The other day, I wrote about howcarbon credits will be the new bubble machine in town. Companies will need to have carbon credits in order to pollute, but the new carbon credit market is virtually identical to the under-regulated, over-leveraged market that allowed Goldman Sachs to rake in record profits, while taxpayers bailed out the financial system.
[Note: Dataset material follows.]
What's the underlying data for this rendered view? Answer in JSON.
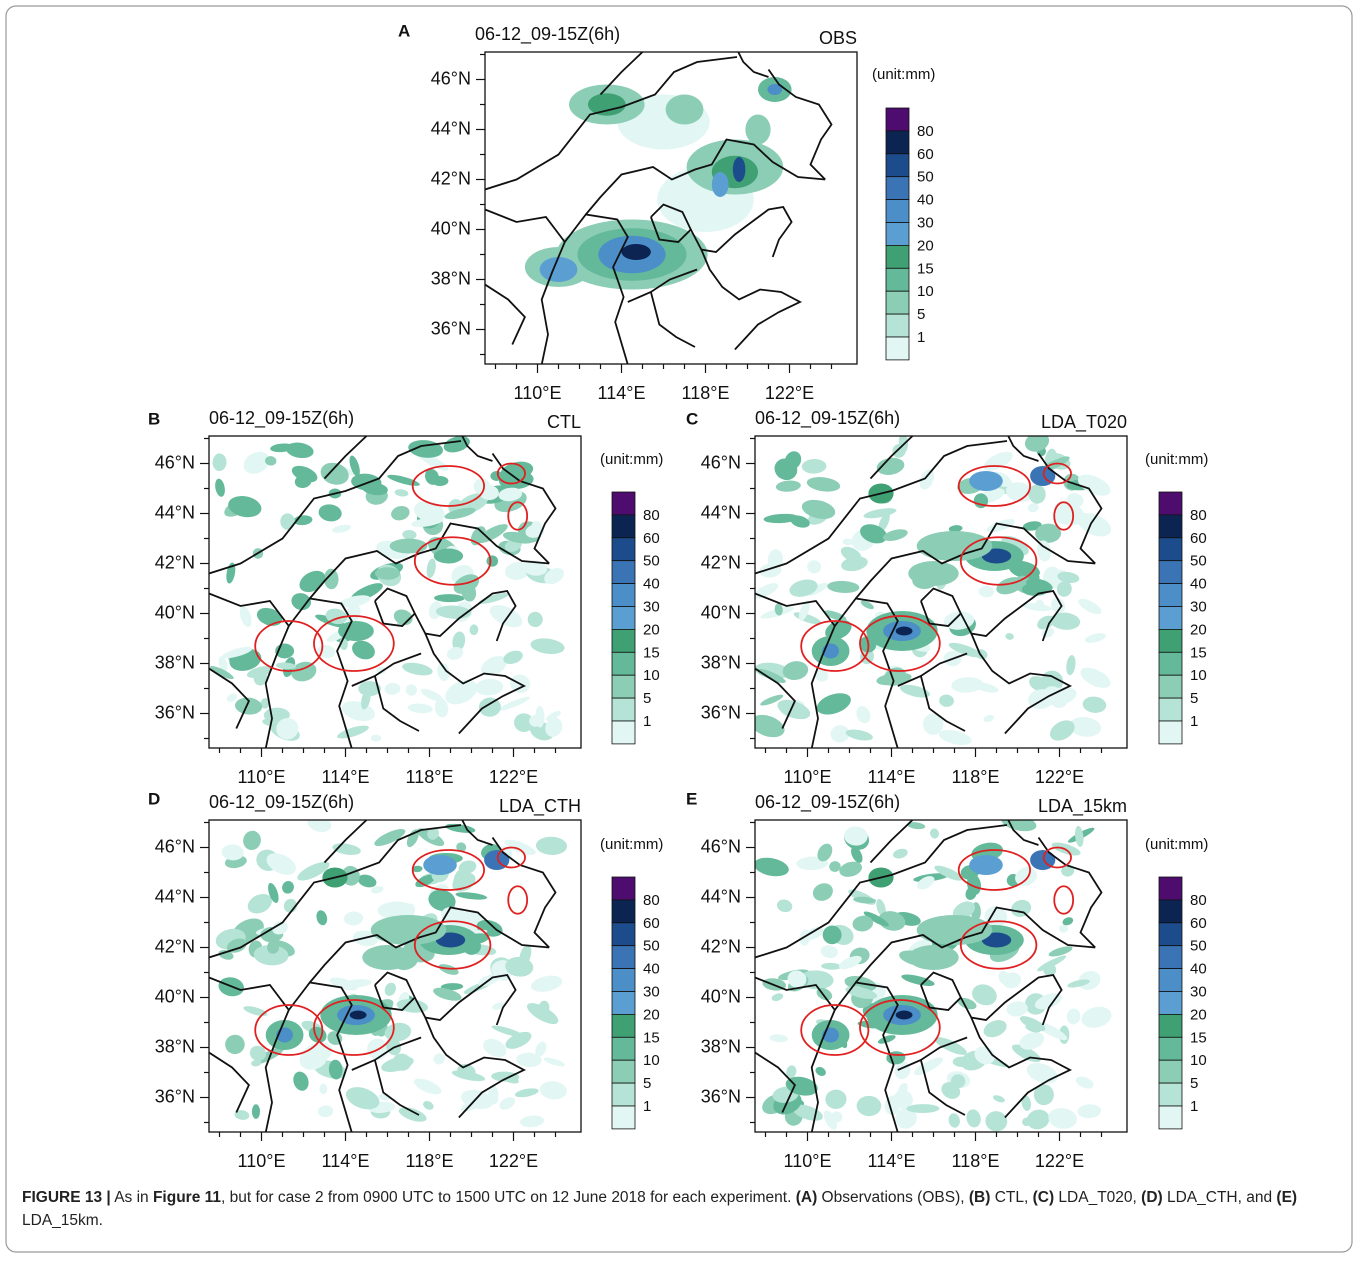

Risky derivatives called Credit Default Swaps (CDS) caused the economy to collapse. In the CDS market, all contracts are privately negotiated, and as a result, the market has no transparency. There’s no way to tell who is the original writer of a CDS, and who is the buyer, so when it comes time to negotiate a debt, there’s no head honcho to dole out payment. That’s why it comes down to taxpayers — the rich man’s piggy banks — to clean up the mess while anonymous CDS writers run off with the booty.
These derivatives were a bad idea the first time around, but now Bloombergreports that the carbon trading scheme will be largely centered around derivatives:
The banks are preparing to do with carbon what they’ve done before: design and market derivatives contracts that will help client companies hedge their price risk over the long term. They’re also ready to sell carbon-related financial products to outside investors.
[Blythe] Masters says banks must be allowed to lead the way if a mandatory carbon-trading system is going to help save the planet at the lowest possible cost. And derivatives related to carbon must be part of the mix, she says. Derivatives are securities whose value is derived from the value of an underlying commodity — in this case, CO2 and other greenhouse gases…
Who is Blythe Masters? Well, it turns out, not only are the markets similar, but they’ve actually been constructed by the same people. Masters is the JP Morgan employee who invented credit default swaps, and is now heading JPM’s carbon trading efforts. Bloomberg notes:
Masters, 40, oversees the New York bank’s environmental businesses as the firm’s global head of commodities…
As a young London banker in the early 1990s, Masters was part of JPMorgan’s team developing ideas for transferring risk to third parties. She went on to manage credit risk for JPMorgan’s investment bank.
Among the credit derivatives that grew from the bank’s early efforts was the credit-default swap.
Oh. Hi, Blythe. I think this is called failing upward, yes/yes?